The term "costs" used in the small claims division jurisdiction statute*fn3 refers to costs authorized by N.J.S.A. 2A:18-69 and 70 which provide:

N.J.S.A. 2A:18-69. Costs

The actual cash disbursements of the prevailing party for any fees paid to the clerk and witness and officers' fees shall be allowed as costs.

N.J.S.A. 2A:18-70. Additional costs when frivolous or vexatious claim or defense made; collection.

[188 NJSuper Page 579]

No costs, other than those mentioned in section 2A:18-69 of this title, shall be allowed either party, except by special order of the court. The court may, in its discretion, award costs, not exceeding $10, exclusive of or in addition to the cash disbursements, against a party, whether the prevailing party or not, who has set up a frivolous or vexatious claim or defense, and enter judgment and issue execution therefor, or set off the same against the amount recovered, as justice may require.

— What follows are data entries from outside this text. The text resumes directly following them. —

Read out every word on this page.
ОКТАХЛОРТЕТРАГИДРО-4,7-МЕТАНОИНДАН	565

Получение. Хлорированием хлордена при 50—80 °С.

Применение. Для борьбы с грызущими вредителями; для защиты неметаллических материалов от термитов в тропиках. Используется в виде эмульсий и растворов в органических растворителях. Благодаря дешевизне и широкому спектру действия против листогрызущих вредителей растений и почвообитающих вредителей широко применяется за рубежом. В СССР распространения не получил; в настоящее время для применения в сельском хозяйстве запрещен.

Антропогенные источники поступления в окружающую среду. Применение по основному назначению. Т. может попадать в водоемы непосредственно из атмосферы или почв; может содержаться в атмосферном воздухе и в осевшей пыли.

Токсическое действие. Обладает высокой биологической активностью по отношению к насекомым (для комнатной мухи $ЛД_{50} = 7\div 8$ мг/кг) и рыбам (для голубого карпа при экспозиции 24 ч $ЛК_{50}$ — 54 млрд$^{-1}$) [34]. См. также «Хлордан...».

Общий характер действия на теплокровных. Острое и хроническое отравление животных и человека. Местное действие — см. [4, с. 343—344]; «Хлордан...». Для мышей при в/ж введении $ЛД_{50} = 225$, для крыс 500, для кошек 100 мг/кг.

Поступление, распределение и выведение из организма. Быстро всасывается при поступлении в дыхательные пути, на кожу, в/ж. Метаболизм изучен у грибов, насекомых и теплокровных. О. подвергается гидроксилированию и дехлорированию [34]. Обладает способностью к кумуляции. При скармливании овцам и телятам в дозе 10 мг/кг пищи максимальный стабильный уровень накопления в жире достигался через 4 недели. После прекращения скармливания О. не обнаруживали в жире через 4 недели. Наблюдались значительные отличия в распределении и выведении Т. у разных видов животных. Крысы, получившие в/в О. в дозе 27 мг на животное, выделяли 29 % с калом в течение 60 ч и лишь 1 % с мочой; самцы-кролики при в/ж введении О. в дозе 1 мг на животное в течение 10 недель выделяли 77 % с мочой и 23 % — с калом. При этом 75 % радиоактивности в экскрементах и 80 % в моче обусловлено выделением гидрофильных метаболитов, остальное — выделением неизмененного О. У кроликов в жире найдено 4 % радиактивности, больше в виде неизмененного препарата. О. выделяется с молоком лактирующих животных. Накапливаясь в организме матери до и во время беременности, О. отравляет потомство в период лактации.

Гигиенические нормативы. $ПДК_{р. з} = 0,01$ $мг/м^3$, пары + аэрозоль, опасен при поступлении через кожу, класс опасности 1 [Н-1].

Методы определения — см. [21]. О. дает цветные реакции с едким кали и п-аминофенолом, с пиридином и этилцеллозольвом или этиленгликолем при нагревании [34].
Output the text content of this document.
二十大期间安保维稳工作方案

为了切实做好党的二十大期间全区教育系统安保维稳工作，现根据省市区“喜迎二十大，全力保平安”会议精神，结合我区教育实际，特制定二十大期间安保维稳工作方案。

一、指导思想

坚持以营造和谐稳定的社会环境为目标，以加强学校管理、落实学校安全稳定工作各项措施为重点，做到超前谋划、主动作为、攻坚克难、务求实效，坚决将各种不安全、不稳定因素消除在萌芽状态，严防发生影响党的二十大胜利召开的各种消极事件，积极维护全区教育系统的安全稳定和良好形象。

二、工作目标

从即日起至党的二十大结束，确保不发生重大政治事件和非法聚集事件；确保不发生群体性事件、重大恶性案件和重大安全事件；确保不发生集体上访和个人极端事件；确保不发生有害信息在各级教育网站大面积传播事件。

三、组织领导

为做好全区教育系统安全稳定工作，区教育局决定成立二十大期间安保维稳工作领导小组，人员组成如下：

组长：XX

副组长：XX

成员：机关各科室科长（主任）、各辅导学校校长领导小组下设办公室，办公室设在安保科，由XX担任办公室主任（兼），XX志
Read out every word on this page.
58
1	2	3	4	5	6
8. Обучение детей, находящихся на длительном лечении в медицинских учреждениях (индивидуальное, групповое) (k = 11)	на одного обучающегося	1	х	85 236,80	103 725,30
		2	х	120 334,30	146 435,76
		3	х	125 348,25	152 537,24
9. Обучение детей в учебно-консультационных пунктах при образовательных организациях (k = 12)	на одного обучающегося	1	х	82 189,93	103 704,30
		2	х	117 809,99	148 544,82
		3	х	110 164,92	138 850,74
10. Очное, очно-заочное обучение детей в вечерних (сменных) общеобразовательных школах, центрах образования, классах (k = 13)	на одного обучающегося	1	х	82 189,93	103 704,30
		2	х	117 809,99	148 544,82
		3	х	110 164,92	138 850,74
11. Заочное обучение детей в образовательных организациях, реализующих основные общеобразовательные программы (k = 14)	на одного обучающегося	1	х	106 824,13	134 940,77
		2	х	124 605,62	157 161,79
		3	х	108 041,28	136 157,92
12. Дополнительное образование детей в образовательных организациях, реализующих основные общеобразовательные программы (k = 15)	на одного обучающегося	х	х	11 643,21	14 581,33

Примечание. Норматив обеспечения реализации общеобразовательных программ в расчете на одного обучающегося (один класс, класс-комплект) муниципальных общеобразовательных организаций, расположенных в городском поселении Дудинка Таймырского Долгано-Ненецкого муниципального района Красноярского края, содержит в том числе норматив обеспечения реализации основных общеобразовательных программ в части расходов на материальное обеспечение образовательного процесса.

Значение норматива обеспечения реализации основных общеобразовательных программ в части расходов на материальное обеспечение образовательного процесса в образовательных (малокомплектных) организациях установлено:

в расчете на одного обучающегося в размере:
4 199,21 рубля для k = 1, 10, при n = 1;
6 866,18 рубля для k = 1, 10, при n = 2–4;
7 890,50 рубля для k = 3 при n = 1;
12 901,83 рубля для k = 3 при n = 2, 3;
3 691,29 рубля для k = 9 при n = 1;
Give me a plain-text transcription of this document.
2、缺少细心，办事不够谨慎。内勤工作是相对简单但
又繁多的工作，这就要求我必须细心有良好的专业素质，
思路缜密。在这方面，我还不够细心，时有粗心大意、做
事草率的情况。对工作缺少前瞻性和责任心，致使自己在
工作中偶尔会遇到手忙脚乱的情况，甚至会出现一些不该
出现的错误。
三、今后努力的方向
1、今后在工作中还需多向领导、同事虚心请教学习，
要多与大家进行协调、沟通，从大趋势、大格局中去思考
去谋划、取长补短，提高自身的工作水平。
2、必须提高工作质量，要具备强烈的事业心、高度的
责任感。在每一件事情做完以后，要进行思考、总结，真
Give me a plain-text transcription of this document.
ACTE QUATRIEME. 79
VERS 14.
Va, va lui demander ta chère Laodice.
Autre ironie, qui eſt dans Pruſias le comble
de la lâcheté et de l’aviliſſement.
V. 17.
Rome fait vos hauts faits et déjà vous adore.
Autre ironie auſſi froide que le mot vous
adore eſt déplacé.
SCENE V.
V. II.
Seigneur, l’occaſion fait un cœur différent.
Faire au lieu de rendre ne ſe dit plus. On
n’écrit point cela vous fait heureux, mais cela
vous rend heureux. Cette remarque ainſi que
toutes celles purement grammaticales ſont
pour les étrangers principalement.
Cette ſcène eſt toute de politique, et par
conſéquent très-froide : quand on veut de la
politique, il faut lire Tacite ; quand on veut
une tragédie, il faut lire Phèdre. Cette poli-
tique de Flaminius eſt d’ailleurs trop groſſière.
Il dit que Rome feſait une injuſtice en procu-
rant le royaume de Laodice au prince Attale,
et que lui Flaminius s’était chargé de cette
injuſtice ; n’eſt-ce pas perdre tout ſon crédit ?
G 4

We read these statutes as limiting costs in the small claims division to statutory fees paid to the clerk, witnesses, and court officers, and by special order to a penalty not exceeding $10 against a party who has set up "a frivolous or vexatious claim or defense." Attorney's fees are not included in small claims division costs. This doubtless reflects the legislative expectation that in most cases parties in the small claims division will appear without counsel. The Supreme Court has accommodated that expectation by permitting corporations to appear in the small claims division without counsel. R. 6:11.

We do not mean to inhibit the legislative policy of awarding reasonable attorney's fees under the Consumer Fraud Act. That provision has the salutary purpose of promoting representation and therefore court access for consumer claims involving a minor loss to the individual plaintiff but a major gain to the community through ridding the marketplace of fraudulent and deceitful conduct. Thus, appropriate attorney's fees under the Act may be allowed without regard to the amount involved in the underlying dispute. Where recovery of a substantial counsel fee is in prospect, it is in keeping with legislative intent to require the action to be brought in a court where ample discovery opportunities are available and all parties are on notice that more is at stake than would be expected in the small claims division. See Andriola v. Galloping Hill Shopping Center, Inc., 93 N.J. Super. 196, 200-203 (App.Div.1966).

The judgment is modified and entered in favor of plaintiff and against defendant in the amount of $1,000 together with costs in the amount of $9.